Kâğıt fiyatı ve basım maliyetindeki artış yalnızca kitap sektörünü etkilememiştir. Basın sektörü de artan kâğıt fiyatlarından hissesine düşen payı almıştır. Şark ve İtimad gazeteleri fiyatlarını iki kat artırmak zorunda kalmıştır. İran ve Hemşehri gibi tanınmış gazeteler tiraj ve sayfa sayısını azaltmak, perşembe günleri sayı çıkarmamak veya basım faaliyetlerini belirli bir süre durdurmak gibi tedbirlere başvurmak zorunda kalmaktadır. Bu son uygulamalar İran’da 200 yıla yakın bir geçmişi olan gazeteciliğin ölüm döşeğinden kurtarılması için alınan tedbirler olarak nitelendirilmiştir.
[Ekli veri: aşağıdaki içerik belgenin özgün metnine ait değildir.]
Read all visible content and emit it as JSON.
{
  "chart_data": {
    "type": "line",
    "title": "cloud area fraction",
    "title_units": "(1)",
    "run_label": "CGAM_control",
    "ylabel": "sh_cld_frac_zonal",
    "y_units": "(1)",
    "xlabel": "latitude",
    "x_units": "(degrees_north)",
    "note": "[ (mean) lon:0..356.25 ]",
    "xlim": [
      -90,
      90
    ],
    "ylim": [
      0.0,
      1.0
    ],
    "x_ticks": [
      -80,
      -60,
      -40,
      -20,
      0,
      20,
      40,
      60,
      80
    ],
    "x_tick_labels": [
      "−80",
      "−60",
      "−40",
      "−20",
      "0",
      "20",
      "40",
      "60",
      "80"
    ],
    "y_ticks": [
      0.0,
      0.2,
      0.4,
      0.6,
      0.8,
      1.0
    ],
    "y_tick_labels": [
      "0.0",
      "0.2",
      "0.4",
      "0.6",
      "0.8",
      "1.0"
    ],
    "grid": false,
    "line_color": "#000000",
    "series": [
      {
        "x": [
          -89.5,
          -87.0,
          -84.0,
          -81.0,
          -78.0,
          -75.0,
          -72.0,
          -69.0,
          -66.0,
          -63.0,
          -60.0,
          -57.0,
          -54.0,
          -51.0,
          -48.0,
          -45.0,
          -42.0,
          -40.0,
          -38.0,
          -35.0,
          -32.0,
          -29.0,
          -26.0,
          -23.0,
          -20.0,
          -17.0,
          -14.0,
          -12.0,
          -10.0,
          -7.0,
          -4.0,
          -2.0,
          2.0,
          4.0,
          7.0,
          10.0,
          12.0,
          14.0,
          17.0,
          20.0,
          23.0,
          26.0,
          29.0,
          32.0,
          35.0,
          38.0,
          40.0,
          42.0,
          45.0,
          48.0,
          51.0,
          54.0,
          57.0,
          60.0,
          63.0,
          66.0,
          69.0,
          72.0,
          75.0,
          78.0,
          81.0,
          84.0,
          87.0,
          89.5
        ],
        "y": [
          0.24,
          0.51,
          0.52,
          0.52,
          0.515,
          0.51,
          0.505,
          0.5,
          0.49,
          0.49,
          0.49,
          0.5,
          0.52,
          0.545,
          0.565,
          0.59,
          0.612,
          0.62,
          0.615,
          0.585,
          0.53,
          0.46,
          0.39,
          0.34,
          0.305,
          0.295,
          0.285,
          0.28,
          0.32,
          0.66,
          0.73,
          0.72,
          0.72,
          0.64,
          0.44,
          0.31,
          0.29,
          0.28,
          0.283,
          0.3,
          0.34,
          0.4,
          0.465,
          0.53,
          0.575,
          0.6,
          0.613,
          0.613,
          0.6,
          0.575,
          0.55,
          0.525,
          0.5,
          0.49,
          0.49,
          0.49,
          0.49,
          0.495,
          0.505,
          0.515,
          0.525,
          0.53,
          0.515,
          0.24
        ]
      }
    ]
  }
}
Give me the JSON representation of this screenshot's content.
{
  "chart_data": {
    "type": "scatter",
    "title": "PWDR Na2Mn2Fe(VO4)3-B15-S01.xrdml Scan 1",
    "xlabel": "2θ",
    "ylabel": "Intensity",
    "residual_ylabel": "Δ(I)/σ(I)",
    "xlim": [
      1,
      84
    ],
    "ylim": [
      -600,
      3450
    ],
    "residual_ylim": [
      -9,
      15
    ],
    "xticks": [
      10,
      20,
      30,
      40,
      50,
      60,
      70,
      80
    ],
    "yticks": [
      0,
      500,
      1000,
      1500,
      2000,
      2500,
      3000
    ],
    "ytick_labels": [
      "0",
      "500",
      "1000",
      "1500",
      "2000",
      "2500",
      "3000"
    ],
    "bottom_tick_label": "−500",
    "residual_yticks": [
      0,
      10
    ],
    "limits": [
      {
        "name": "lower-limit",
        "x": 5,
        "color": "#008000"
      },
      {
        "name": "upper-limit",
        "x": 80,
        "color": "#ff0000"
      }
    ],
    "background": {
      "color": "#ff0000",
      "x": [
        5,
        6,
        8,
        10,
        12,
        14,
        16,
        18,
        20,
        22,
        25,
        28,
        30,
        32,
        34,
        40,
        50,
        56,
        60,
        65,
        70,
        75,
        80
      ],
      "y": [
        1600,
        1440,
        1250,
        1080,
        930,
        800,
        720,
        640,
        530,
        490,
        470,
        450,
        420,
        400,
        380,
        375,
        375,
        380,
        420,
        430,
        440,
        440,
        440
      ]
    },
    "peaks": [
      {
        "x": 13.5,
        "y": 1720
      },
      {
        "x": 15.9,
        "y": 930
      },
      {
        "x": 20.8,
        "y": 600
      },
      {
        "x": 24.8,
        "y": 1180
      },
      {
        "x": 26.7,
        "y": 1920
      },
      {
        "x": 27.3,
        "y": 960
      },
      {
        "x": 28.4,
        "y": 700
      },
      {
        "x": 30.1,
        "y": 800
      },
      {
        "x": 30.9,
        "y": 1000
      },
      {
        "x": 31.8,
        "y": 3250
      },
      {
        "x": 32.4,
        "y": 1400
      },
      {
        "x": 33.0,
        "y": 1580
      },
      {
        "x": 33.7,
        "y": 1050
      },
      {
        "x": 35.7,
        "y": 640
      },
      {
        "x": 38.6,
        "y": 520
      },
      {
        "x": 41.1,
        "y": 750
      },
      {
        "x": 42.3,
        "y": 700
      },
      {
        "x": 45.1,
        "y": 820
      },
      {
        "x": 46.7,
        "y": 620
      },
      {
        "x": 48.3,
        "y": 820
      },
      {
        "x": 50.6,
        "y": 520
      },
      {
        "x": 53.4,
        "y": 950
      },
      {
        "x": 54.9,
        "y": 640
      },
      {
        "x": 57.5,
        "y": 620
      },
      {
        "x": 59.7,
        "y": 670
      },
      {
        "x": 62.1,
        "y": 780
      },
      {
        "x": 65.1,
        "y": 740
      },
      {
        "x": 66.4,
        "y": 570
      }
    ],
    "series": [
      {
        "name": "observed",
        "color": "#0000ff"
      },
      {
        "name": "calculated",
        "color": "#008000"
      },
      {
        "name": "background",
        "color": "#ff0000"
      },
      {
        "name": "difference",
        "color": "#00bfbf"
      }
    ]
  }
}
Bütün bu gelişmeler birlikte düşünüldüğünde ülkedeki kültürel hayatın durgunluk evresine girdiği söylenebilir. 2018 yılında yürürlüğe giren son ambargoların daha önceki Amerikan ambargolarına nazaran İran yayıncılık sektörünü daha fazla etkilediği ortadadır. Hükûmetin bu konuda henüz kapsamlı tedbirler alması gündemde olmadığı için de yayıncılık sektöründeki krizin kısa ve ora vadede bitmesi mümkün görülmemektedir.

Hane-yi Kitap Kurumunun yayınladığı verilere göre Ferverdin 1397/Nisan-Mayıs 2018 ile Ferverdin 1398/Nisan-Mayıs 2019 aralığında basılan eser sayısında %22’lik bir azalma olmuştur. Rakamlara göre geçen yılın ilk ayı 3.350 kitap yayımlanırken bu yılın ilk ayı bu rakam 2.624’e gerilemiştir. Ağustos-Eylül 2018/Şehriver 1397 ile Ağustos-Eylül 2017/Şehriver 1396 aylarında basılan kitap sayısı karşılaştırıldığında ise %16’lık bir düşüş yaşanmıştır.